小学生剣道の食事|防具で汗をかく稽古を支える水分・補食と回復

小学生剣道の食事|防具で汗をかく稽古を支える水分・補食と回復

「防具をつけての稽古だと、終わったあと汗びっしょりで」「朝稽古の日、ほとんど食べずに出てしまって心配で」。剣道を頑張るお子さまの保護者の皆さまから、こうした声をよく伺います。剣道は防具を着けて稽古するため、思った以上に汗をかく競技です。今回は、その稽古を無理なく続けるための水分・補食と回復の工夫を、公的資料をもとに一緒に考えていきます。

防具を着けての稽古という負担

剣道は、面・小手・胴・垂れといった防具を身につけて稽古します。防具を着けると体に熱がこもりやすく、同じ運動量でも汗を多くかきやすいと考えられています。素早い踏み込みや打突を繰り返す稽古では、体力もエネルギーもしっかり使います。

だからこそ、剣道の食事でまず大切にしたいのが水分・塩分の補給、そして稽古で使った体の回復です。礼節を重んじる競技だからこそ、特別なことを足すよりも、毎日の食事と水分補給を無理なく整え、続けていく視点が役立ちます。

汗をかく稽古の「水分・塩分補給」

こまめに少しずつが基本

防具を着けて汗を多くかく剣道では、水分補給がとても大切です。水分が不足するとパフォーマンスにも影響すると考えられているため、こまめな補給を習慣にしたいところです。

日本スポーツ協会「スポーツ活動中の熱中症予防ガイドブック」では、運動時の飲み物の温度の目安を5〜15℃とし、一度に大量にではなく、こまめに少しずつとることをすすめています。氷で冷やした飲み物の一気飲みではなく、ひんやり程度のものを少量ずつ——稽古の合間にこまめに口にする飲み方が基本です。のどが渇いてから飲むのは、すでに軽い脱水のサインとされているため、渇く前のこまめな補給を意識したいところです。

たくさん汗をかく日は塩分も

汗をたくさんかくと、水分と一緒に塩分も失われます。長い稽古や暑い時期は、水分だけでなく塩分も合わせて補いたいところです。塩むすびや味噌汁、塩分を含む飲み物・食品を少し取り入れると、汗で失われた分を補いやすくなります。水分補給の考え方はこちらの記事でも詳しく扱っています。

稽古後の回復「糖質+タンパク質」

素早い踏み込みや打突を繰り返した体を回復させるには、使ったエネルギー源である糖質を補い、体の材料になるタンパク質も合わせてとる考え方が役立つとされています。
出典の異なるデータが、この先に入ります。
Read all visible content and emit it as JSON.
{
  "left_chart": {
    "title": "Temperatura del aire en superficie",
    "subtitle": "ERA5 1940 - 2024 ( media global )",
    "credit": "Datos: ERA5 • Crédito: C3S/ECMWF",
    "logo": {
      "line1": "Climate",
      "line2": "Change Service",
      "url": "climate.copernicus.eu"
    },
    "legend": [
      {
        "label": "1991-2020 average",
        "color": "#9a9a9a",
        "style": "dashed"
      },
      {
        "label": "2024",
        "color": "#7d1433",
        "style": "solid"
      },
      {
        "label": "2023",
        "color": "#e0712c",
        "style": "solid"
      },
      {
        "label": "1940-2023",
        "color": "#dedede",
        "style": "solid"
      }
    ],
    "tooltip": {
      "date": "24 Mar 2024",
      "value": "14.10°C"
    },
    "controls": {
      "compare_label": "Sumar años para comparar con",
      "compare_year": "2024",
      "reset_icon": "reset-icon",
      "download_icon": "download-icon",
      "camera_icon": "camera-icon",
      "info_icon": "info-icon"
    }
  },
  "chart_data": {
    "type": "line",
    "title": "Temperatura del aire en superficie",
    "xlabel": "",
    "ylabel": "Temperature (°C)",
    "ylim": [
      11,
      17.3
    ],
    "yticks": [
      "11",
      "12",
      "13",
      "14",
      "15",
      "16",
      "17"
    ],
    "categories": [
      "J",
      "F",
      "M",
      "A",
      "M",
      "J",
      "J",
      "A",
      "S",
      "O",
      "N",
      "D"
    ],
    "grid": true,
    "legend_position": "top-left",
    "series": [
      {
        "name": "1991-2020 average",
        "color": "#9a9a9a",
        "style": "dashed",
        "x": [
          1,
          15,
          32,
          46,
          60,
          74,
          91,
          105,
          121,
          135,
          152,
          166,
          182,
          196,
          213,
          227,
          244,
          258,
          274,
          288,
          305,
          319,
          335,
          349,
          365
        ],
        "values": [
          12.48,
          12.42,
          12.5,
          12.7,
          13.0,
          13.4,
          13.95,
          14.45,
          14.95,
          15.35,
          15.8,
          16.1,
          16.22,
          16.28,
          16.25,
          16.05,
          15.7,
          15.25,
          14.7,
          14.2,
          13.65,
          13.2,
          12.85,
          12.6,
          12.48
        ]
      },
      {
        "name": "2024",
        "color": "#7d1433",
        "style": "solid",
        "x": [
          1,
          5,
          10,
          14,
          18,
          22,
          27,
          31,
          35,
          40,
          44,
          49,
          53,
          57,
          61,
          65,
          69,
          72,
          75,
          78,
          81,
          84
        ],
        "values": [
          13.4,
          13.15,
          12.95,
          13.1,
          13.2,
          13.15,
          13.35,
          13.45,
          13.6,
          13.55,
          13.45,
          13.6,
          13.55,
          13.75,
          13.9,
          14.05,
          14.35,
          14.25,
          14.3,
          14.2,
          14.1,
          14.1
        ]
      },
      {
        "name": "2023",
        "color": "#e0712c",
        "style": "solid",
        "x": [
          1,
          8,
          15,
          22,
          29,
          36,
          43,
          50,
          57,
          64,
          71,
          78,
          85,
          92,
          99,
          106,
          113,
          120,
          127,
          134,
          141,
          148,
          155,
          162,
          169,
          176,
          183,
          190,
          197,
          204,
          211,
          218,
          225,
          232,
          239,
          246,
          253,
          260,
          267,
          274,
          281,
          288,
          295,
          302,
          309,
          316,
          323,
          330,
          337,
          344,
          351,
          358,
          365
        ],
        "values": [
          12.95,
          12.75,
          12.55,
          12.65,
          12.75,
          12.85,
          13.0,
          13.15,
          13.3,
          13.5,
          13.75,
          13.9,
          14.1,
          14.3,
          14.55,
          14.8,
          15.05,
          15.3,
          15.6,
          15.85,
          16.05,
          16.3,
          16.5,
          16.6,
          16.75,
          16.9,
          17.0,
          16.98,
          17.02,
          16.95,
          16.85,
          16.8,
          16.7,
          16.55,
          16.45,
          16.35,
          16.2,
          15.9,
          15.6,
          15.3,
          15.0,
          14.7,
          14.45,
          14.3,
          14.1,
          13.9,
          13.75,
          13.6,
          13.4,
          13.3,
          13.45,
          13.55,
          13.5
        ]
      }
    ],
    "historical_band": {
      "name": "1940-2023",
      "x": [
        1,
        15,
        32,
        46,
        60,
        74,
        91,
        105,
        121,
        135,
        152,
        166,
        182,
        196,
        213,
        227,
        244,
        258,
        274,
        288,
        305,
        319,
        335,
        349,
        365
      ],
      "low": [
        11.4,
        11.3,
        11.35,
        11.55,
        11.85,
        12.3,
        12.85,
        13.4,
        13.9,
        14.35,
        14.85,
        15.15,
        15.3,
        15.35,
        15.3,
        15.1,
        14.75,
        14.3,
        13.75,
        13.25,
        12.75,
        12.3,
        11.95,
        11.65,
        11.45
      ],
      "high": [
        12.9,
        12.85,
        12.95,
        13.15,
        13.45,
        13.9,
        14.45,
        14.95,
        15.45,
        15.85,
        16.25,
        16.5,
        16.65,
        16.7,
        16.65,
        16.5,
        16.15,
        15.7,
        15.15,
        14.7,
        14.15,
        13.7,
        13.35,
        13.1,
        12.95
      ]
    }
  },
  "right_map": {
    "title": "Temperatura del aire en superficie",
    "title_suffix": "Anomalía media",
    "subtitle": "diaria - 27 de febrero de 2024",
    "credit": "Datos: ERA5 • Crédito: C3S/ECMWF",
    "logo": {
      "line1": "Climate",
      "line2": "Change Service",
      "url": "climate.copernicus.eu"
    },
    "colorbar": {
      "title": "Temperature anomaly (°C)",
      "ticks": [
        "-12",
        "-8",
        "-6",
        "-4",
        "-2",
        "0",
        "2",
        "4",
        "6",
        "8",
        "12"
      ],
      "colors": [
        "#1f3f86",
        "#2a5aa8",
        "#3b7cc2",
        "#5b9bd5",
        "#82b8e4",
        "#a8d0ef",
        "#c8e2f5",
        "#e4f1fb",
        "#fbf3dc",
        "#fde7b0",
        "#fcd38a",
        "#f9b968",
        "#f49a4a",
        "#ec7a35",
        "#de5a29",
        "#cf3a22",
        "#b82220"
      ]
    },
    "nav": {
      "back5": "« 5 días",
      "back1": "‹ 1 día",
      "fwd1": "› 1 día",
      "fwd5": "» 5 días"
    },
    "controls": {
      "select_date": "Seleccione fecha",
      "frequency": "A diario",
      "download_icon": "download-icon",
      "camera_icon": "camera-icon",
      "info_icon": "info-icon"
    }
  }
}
厚生労働省「日本人の食事摂取基準(2025年版)」でも、炭水化物(糖質)は1日のエネルギーの多くを担う栄養素として、タンパク質は体づくりの材料として位置づけられています。稽古後は、おにぎりと牛乳、バナナとヨーグルトのような軽い組み合わせを、できるだけ間をあけずにとり、帰宅後の食事につなげていくとよいでしょう。補食の具体的な選び方はこちらの記事でまとめています。

帰宅後の食事では、主食でエネルギーを、主菜(肉・魚・卵・大豆製品)でタンパク質を、野菜でビタミン・ミネラルを、とゆるやかにそろえる考え方が役立ちます。1食で完璧をめざすより、1日トータルでバランスがとれればよい、と考えると気持ちが軽くなります。

朝稽古の日の朝食・補食

剣道は早朝の稽古がある場合も多く、「ほとんど食べずに出てしまう」というお悩みをよく伺います。空腹のまま激しく動くとエネルギー切れを起こしやすいため、少しでも口にしてから向かいたいところです。

起きてすぐ食べられないとき

起床直後で食欲が出にくいときは、まず白湯や麦茶、牛乳などの液体から始め、バナナやヨーグルトのような噛む負担の少ないものを軽く一口。これだけでも、動き出しのエネルギーを少し確保できます。「いきなりごはん茶碗1杯」をめざすと続きにくいので、軽いものから無理なく、が基本です。朝食が苦手なお子さまへの工夫はこちらの記事でも詳しく扱っています。

稽古後に補食でつなげる

朝稽古の前に十分食べられなかった日は、稽古後の補食でエネルギーを補い、その後の食事につなげる考え方が役立ちます。おにぎりやバナナ、牛乳などを軽くとり、朝食や昼食でしっかり整えていきましょう。

体幹と持久を支えるバランス食

剣道は、正しい姿勢を保ちながら素早く動く競技で、体幹や持久力も求められます。これらを特別な食品で補おうとするよりも、毎日の食事で「主食・主菜・副菜」をゆるやかにそろえることが、結果的に体づくりの土台になります。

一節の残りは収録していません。